The purpose of this paper is to examine social issue proxy filings by shareholders of US corporations in a period commonly referred to as the “shareholder spring” to understand who the filers are, what issues are typically the focus of the filings, what the dominant strategy is of various filers and the success rate of proxy-based shareholder social activism.
Using the shareholder-filed proxy as the unit of analysis, the study parsed the data from 410 proxies to gain insight into the process of shareholder social activism.
Religious groups, in contrast to large pension and mutual funds, use a small shareholding approach to form coalitions with other stakeholders to gain voting support. Proxies that call for disclosure elicit greater support than those that demand a change in a company’s business practices. If the goal of shareholder social activism is to keep the proxy issue alive from one shareholder meeting to the next, then non-individual proxy filers can be considered successful.

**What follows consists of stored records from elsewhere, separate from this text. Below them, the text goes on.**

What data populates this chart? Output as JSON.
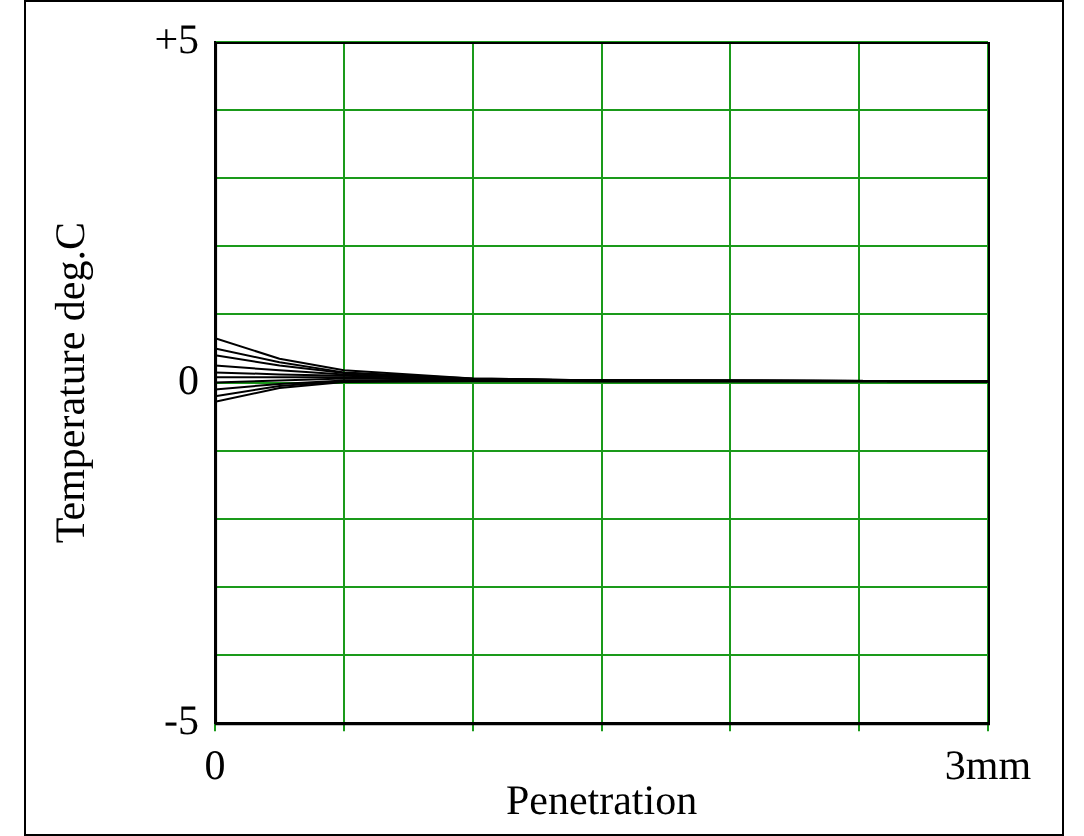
{
  "chart_data": {
    "type": "line",
    "xlabel": "Penetration",
    "ylabel": "Temperature deg.C",
    "x": [
      0,
      0.25,
      0.5,
      1,
      1.5,
      3
    ],
    "series": [
      {
        "color": "#000000",
        "values": [
          0.65,
          0.35,
          0.18,
          0.06,
          0.03,
          0.02
        ]
      },
      {
        "color": "#000000",
        "values": [
          0.5,
          0.3,
          0.15,
          0.06,
          0.03,
          0.02
        ]
      },
      {
        "color": "#000000",
        "values": [
          0.4,
          0.25,
          0.14,
          0.05,
          0.03,
          0.02
        ]
      },
      {
        "color": "#000000",
        "values": [
          0.25,
          0.18,
          0.12,
          0.05,
          0.03,
          0.02
        ]
      },
      {
        "color": "#000000",
        "values": [
          0.15,
          0.12,
          0.1,
          0.05,
          0.03,
          0.02
        ]
      },
      {
        "color": "#000000",
        "values": [
          0.08,
          0.08,
          0.08,
          0.04,
          0.03,
          0.02
        ]
      },
      {
        "color": "#000000",
        "values": [
          0,
          0.03,
          0.06,
          0.04,
          0.03,
          0.02
        ]
      },
      {
        "color": "#000000",
        "values": [
          -0.1,
          -0.02,
          0.03,
          0.03,
          0.02,
          0.02
        ]
      },
      {
        "color": "#000000",
        "values": [
          -0.2,
          -0.05,
          0.02,
          0.03,
          0.02,
          0.02
        ]
      },
      {
        "color": "#000000",
        "values": [
          -0.28,
          -0.08,
          0.01,
          0.02,
          0.02,
          0.02
        ]
      }
    ],
    "xlim": [
      0,
      3
    ],
    "xticks": [
      0,
      {
        "value": 0.5,
        "label": null
      },
      {
        "value": 1,
        "label": null
      },
      {
        "value": 1.5,
        "label": null
      },
      {
        "value": 2,
        "label": null
      },
      {
        "value": 2.5,
        "label": null
      },
      {
        "value": 3,
        "label": "3mm"
      }
    ],
    "ylim": [
      -5,
      5
    ],
    "yticks": [
      {
        "value": -5,
        "label": "-5"
      },
      {
        "value": -4,
        "label": null
      },
      {
        "value": -3,
        "label": null
      },
      {
        "value": -2,
        "label": null
      },
      {
        "value": -1,
        "label": null
      },
      0,
      {
        "value": 1,
        "label": null
      },
      {
        "value": 2,
        "label": null
      },
      {
        "value": 3,
        "label": null
      },
      {
        "value": 4,
        "label": null
      },
      {
        "value": 5,
        "label": "+5"
      }
    ],
    "grid": true,
    "legend": false,
    "marker": "none",
    "line_style": "solid"
  }
}
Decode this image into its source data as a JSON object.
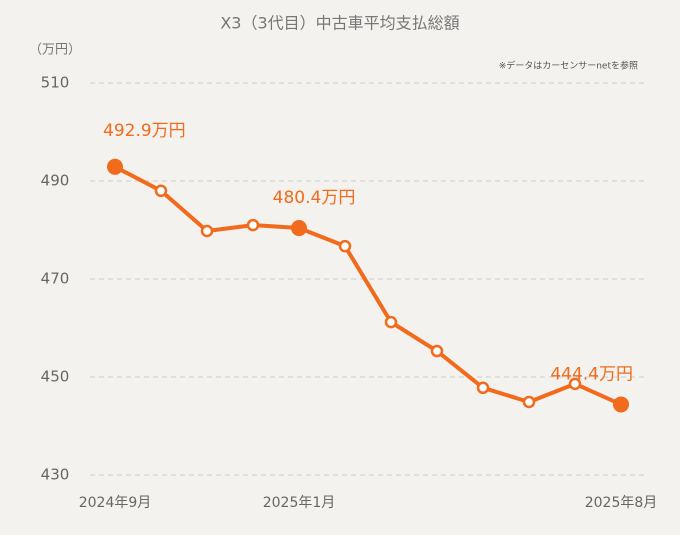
{
  "chart_data": {
    "type": "line",
    "title": "X3（3代目）中古車平均支払総額",
    "y_label": "（万円）",
    "note": "※データはカーセンサーnetを参照",
    "categories": [
      "2024年9月",
      null,
      null,
      null,
      "2025年1月",
      null,
      null,
      null,
      null,
      null,
      null,
      "2025年8月"
    ],
    "series": [
      {
        "name": "平均支払総額",
        "color": "#f26a1b",
        "values": [
          492.9,
          488.0,
          479.8,
          481.0,
          480.4,
          476.7,
          461.2,
          455.3,
          447.8,
          444.9,
          448.6,
          444.4
        ],
        "value_labels": [
          "492.9万円",
          null,
          null,
          null,
          "480.4万円",
          null,
          null,
          null,
          null,
          null,
          null,
          "444.4万円"
        ]
      }
    ],
    "ylim": [
      430,
      510
    ],
    "yticks": [
      430,
      450,
      470,
      490,
      510
    ],
    "grid": true
  }
}
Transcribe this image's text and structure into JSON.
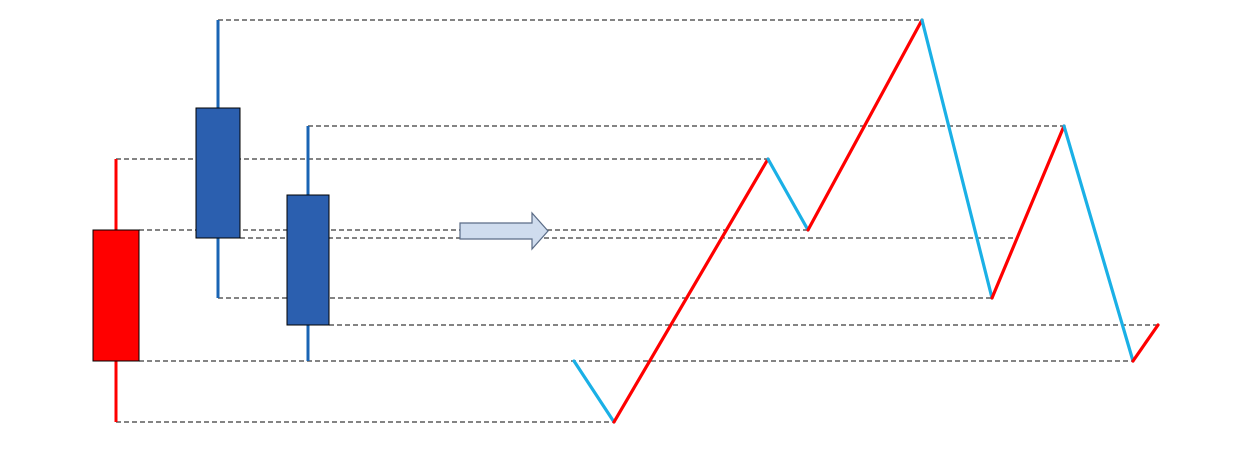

While the study only considered proxies for 250 of the Fortune 500 companies, there is evidence that social activism can succeed if a coalition strategy is used and the shareholder’s motives appear to be legitimately altruistic.
It is important for corporate managers to consider the prevailing shareholder sentiment on social issues because such sentiments largely echo general societal concerns.
While the debate is still unsettled on the shareholder versus the stakeholder argument, there is a high level of scrutiny on how a company operates in the larger societal context.
Propelled by the Dodd–Frank law and the shareholder spring movement, certain types of shareholders (primarily religious groups) are quite adept at eliciting support for social issues because of both their legitimacy and by the strategy that they follow.